European Union countries control 32 percent of the votes for the IMF top job, while the US holds 17.7 percent and the Middle East and North Africa have 7.5 percent. The hefty proportion of votes controlled by the US and Europe led the BRICS' representatives to the fund to make a rare joint statement deploring the domination of Europeans at the top of the IMF.
“Despite the likelihood that his experience and understanding of the region would greatly benefit the Mid East region, it could definitely be an issue with some Arab countries for a number of reasons,” Professor Rory Miller, Director of Middle East & Mediterranean Studies at King's College London, told CNBC.com.
"First, Turkey has shown interest in its own candidate at a time when Turkish-Arab relations are strong and Israeli-Turkish relations are poor. So there may be dissatisfaction that a regional non-Arab candidate comes from Israel not Turkey," he said, referring to the former Turkish finance minister Kemal Dervis, who has ruled himself out of the running.
During Fischer’s tenure at Israel’s central bank, he has been praised for his handling of Israeli-Palestine relationships, and has won the support of at least one political figure in the region.
The Palestinian Prime Minister Salam Fayyad, himself a former IMF official, told the Associated Press on Sunday that Fischer would make a "great managing director" for the world financial body and is a "superb human being".
There was a danger that conspiracy theorists would view Fischer’s appointment negatively, experts believe.
“Anti-Semitic conspiracy theorists will carry on regardless of Fischer's IMF candidacy, but no doubt it will give them one more thing to obsess over,” Miller said.
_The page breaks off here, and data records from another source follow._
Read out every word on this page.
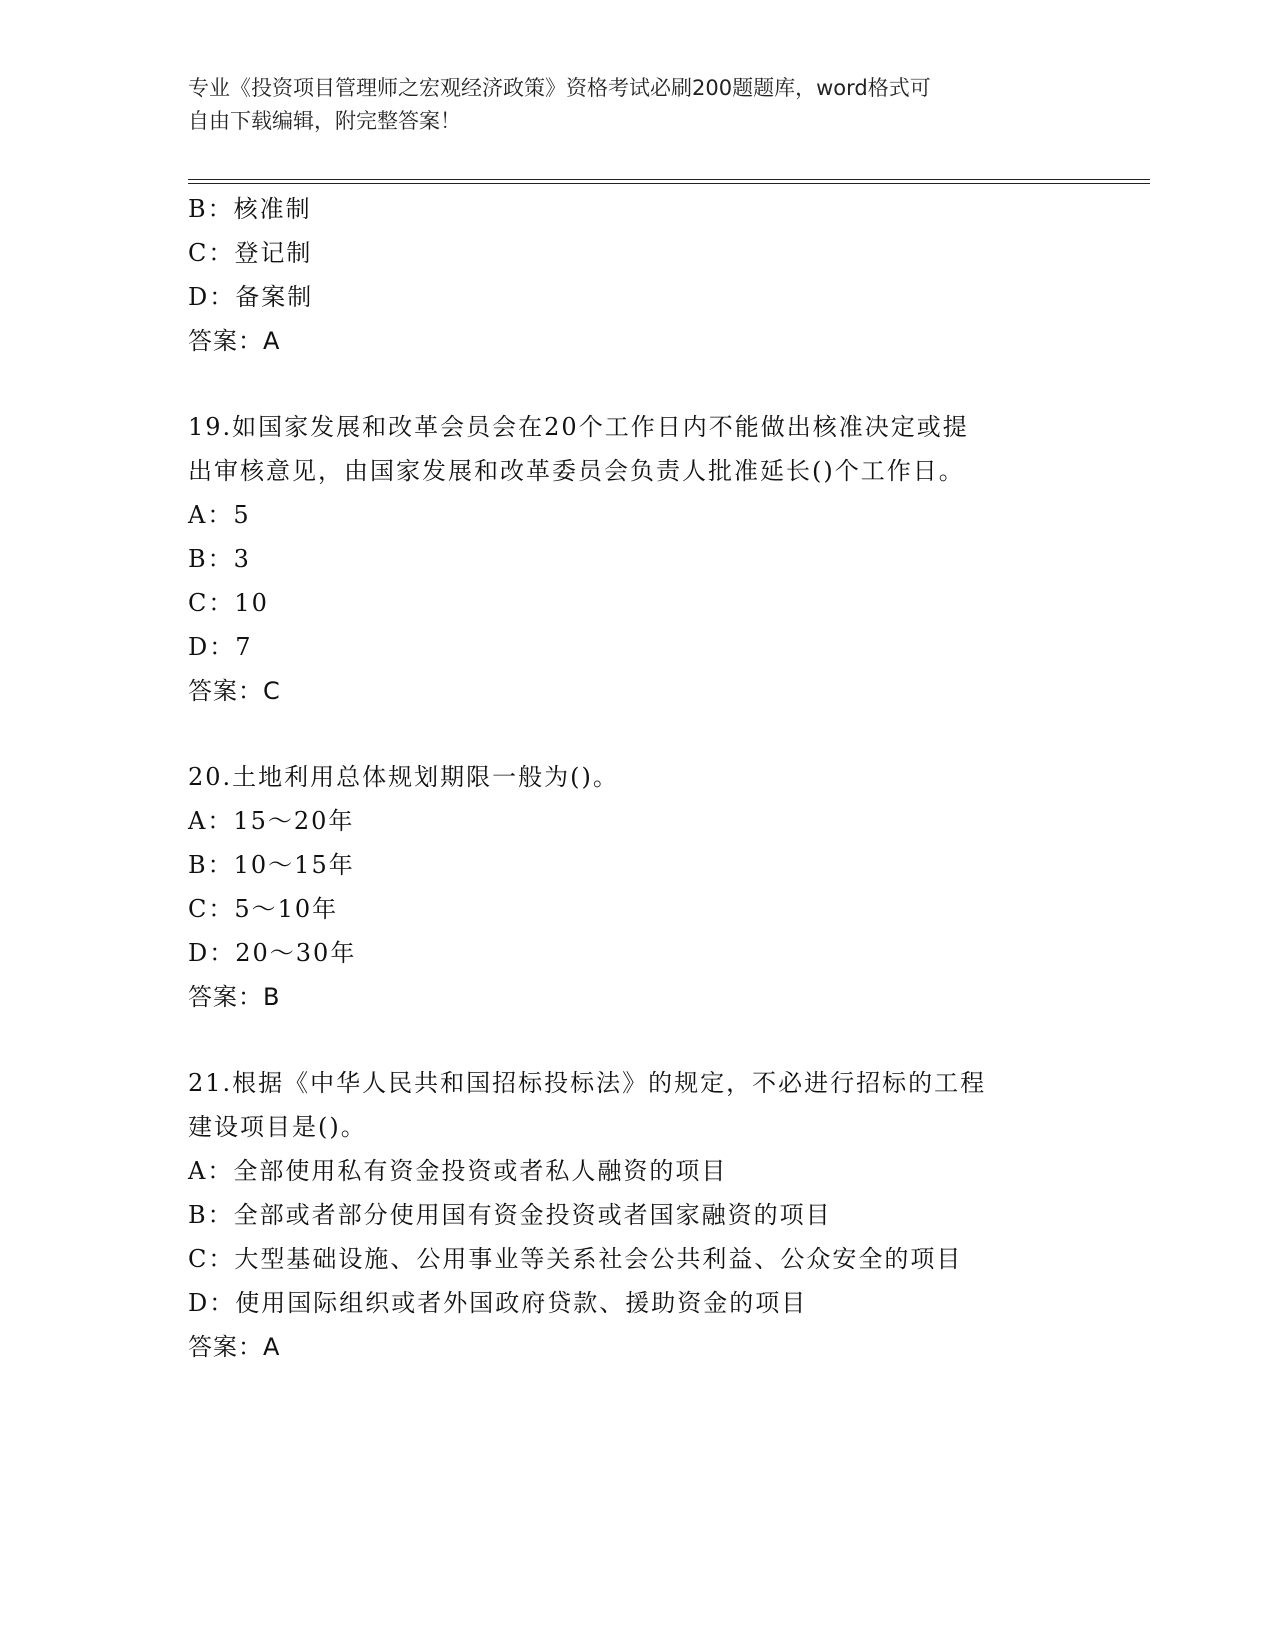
专业《投资项目管理师之宏观经济政策》资格考试必刷200题题库，word格式可
自由下载编辑，附完整答案！
B：核准制
C：登记制
D：备案制
答案：A
19.如国家发展和改革会员会在20个工作日内不能做出核准决定或提
出审核意见，由国家发展和改革委员会负责人批准延长()个工作日。
A：5
B：3
C：10
D：7
答案：C
20.土地利用总体规划期限一般为()。
A：15～20年
B：10～15年
C：5～10年
D：20～30年
答案：B
21.根据《中华人民共和国招标投标法》的规定，不必进行招标的工程
建设项目是()。
A：全部使用私有资金投资或者私人融资的项目
B：全部或者部分使用国有资金投资或者国家融资的项目
C：大型基础设施、公用事业等关系社会公共利益、公众安全的项目
D：使用国际组织或者外国政府贷款、援助资金的项目
答案：A
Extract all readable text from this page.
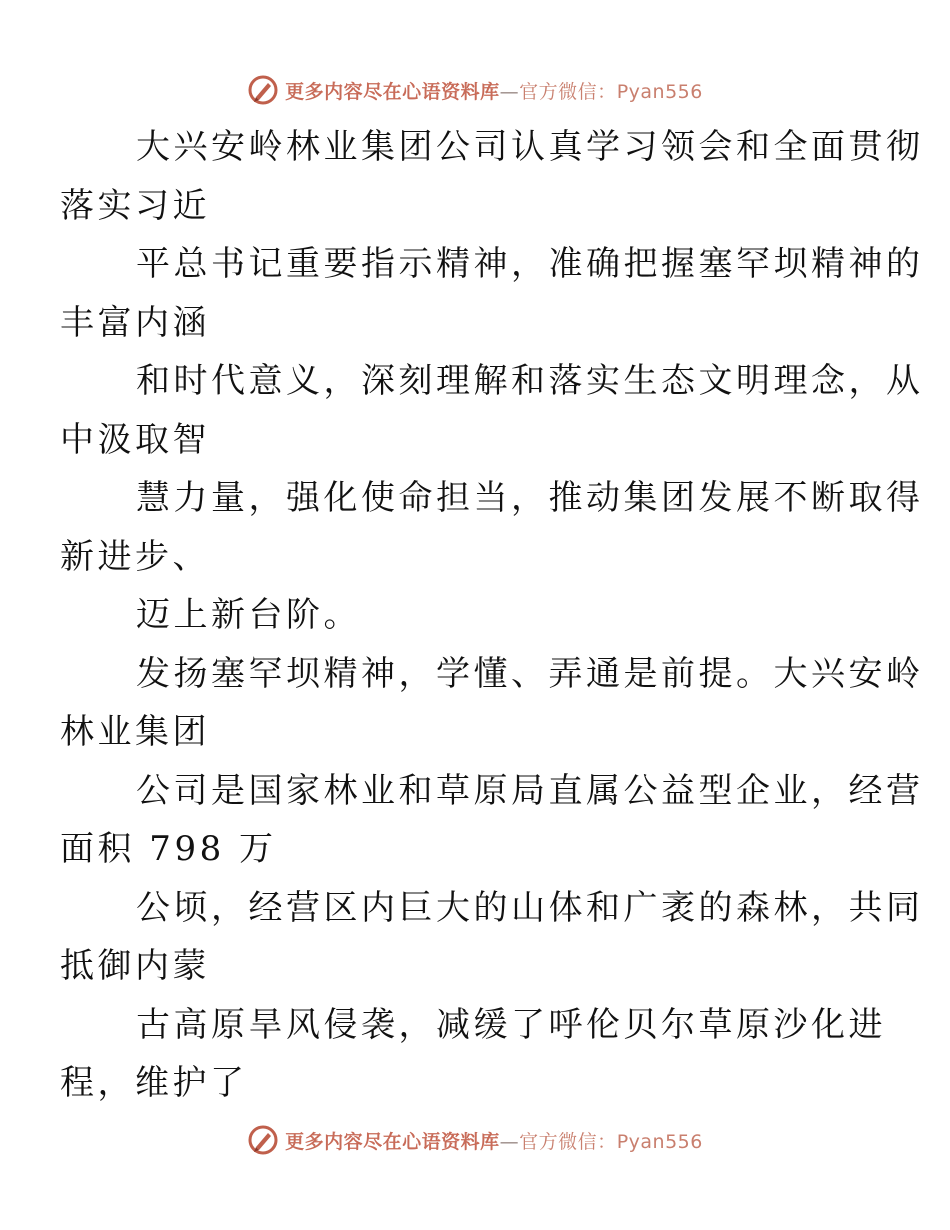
更多内容尽在心语资料库—官方微信：Pyan556

大兴安岭林业集团公司认真学习领会和全面贯彻
落实习近

平总书记重要指示精神，准确把握塞罕坝精神的
丰富内涵

和时代意义，深刻理解和落实生态文明理念，从
中汲取智

慧力量，强化使命担当，推动集团发展不断取得
新进步、

迈上新台阶。

发扬塞罕坝精神，学懂、弄通是前提。大兴安岭
林业集团

公司是国家林业和草原局直属公益型企业，经营
面积 798 万

公顷，经营区内巨大的山体和广袤的森林，共同
抵御内蒙

古高原旱风侵袭，减缓了呼伦贝尔草原沙化进
程，维护了

更多内容尽在心语资料库—官方微信：Pyan556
"It would key into all sorts of unpleasant ways of thinking, some elements of which are apparently respectable, others clearly less so," David Hirsh, Lecturer in Sociology at Goldsmiths College, University of London, told CNBC.com.
"It is common to see Israel as the keystone of a global system of imperialism or Western power; the IMF is symbolic, for some, of the same system of domination; the Israel lobby is thought to be powerful enough to get its man elected; some will connect those stereotypes with the fact that the previous guy, Strauss-Kahn, was Jewish,” Hirsh added.